Os casos de intolerância religiosa refletem as desigualdades e a falta de garantia da liberdade e dos direitos religiosos

No 21 dia janeiro de 2000, a yalorixá Gildásia dos Santos e Santos, sacerdotisa do Ilê Axé Abassá de Ogum, em Salvador, também conhecida por mãe Gilda, faleceu após complicações de saúde que se agravaram em decorrência dos ataques de intolerância religiosa que sofreu.

O caso ganhou repercussão nacional e revelou, mais uma vez, que no Brasil a liberdade religiosa ainda não é uma realidade possível ser vivida para todas as pessoas. Aqui, gosto de enfatizar que “ainda não é”, pois apesar dos inúmeros casos de intolerância religiosa que vem crescendo assustadoramente em nossa sociedade, acredito que é possível transformar.

Entretanto, é importante evidenciar as pesquisas e dados que nos mostram o quão desafiador ainda é promover ações voltadas para a liberdade religiosa e a tolerância no estado brasileiro.

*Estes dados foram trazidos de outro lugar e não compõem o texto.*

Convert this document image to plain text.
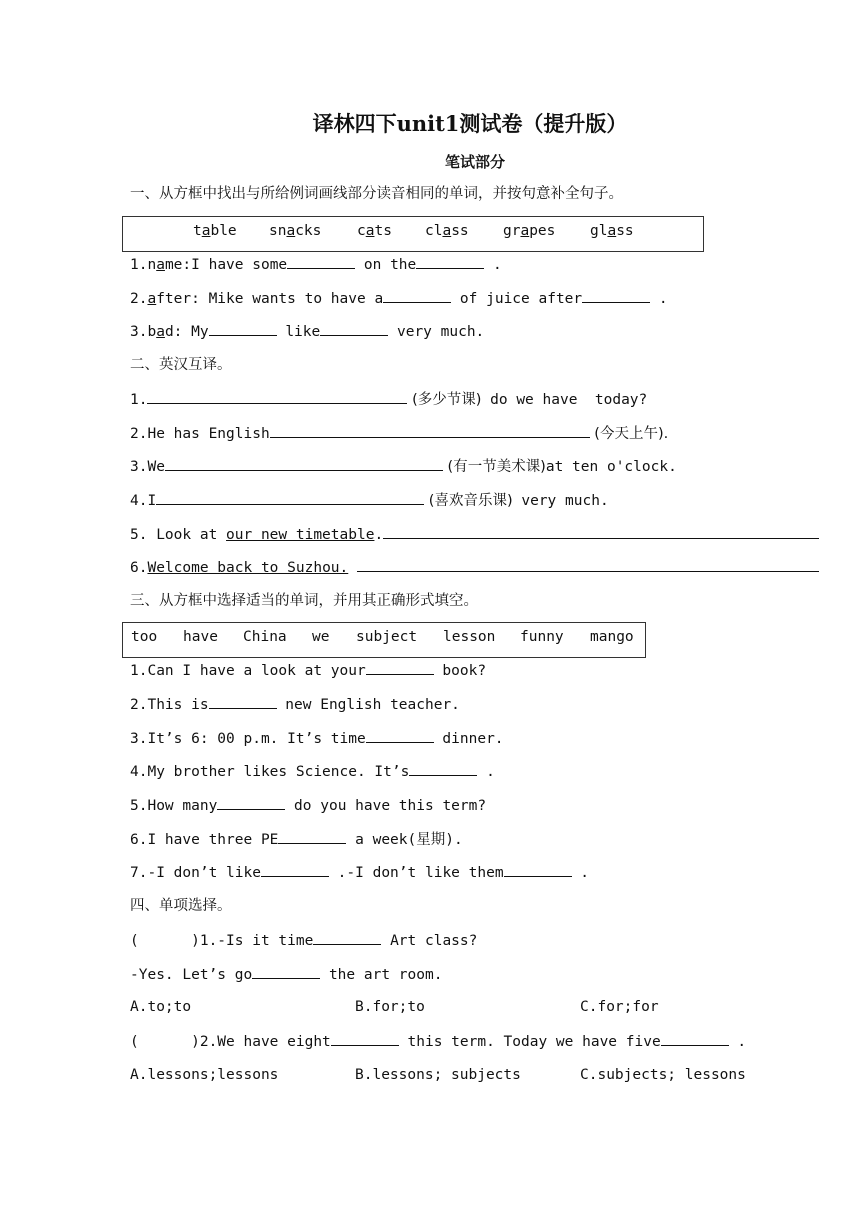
译林四下unit1测试卷（提升版）
笔试部分
一、从方框中找出与所给例词画线部分读音相同的单词，并按句意补全句子。
table snacks cats class grapes glass
1.name:I have some	on the	.
2.after: Mike wants to have a	of juice after	.
3.bad: My	like	very much.
二、英汉互译。
1.	(多少节课) do we have  today?
2.He has English	(今天上午).
3.We	(有一节美术课)at ten o'clock.
4.I	(喜欢音乐课) very much.
5. Look at our new timetable.
6.Welcome back to Suzhou.
三、从方框中选择适当的单词，并用其正确形式填空。
too have China we subject lesson funny mango
1.Can I have a look at your	book?
2.This is	new English teacher.
3.It’s 6: 00 p.m. It’s time	dinner.
4.My brother likes Science. It’s	.
5.How many	do you have this term?
6.I have three PE	a week(星期).
7.-I don’t like	.-I don’t like them	.
四、单项选择。
(      )1.-Is it time	Art class?
-Yes. Let’s go	the art room.
A.to;to	B.for;to	C.for;for
(      )2.We have eight	this term. Today we have five	.
A.lessons;lessons	B.lessons; subjects	C.subjects; lessons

Os casos de intolerância religiosa refletem não só as desigualdades estruturais como também a falta de garantia da liberdade e dos direitos religiosos, que são partes essenciais da democracia promovida pelo Estado.

Um brevíssimo “passeio” sobre os fatos históricos nos revela que a intolerância religiosa contra os adeptos das religiões de matrizes africanas está intimamente ligada à gênese da formação e transformações da sociedade brasileira.

Esta triste realidade vem se intensificando cotidianamente no Brasil e principalmente na cidade do Rio de Janeiro.

Acredito que o primeiro passo é viabilizar o Plano Nacional de Combate à Intolerância Religiosa, um projeto que foi concebido e construído pela Comissão de Combate à Intolerância Religiosa (CCIR), apresentado e proposto, em diversos momentos, mas até o presente momento sem um a resposta.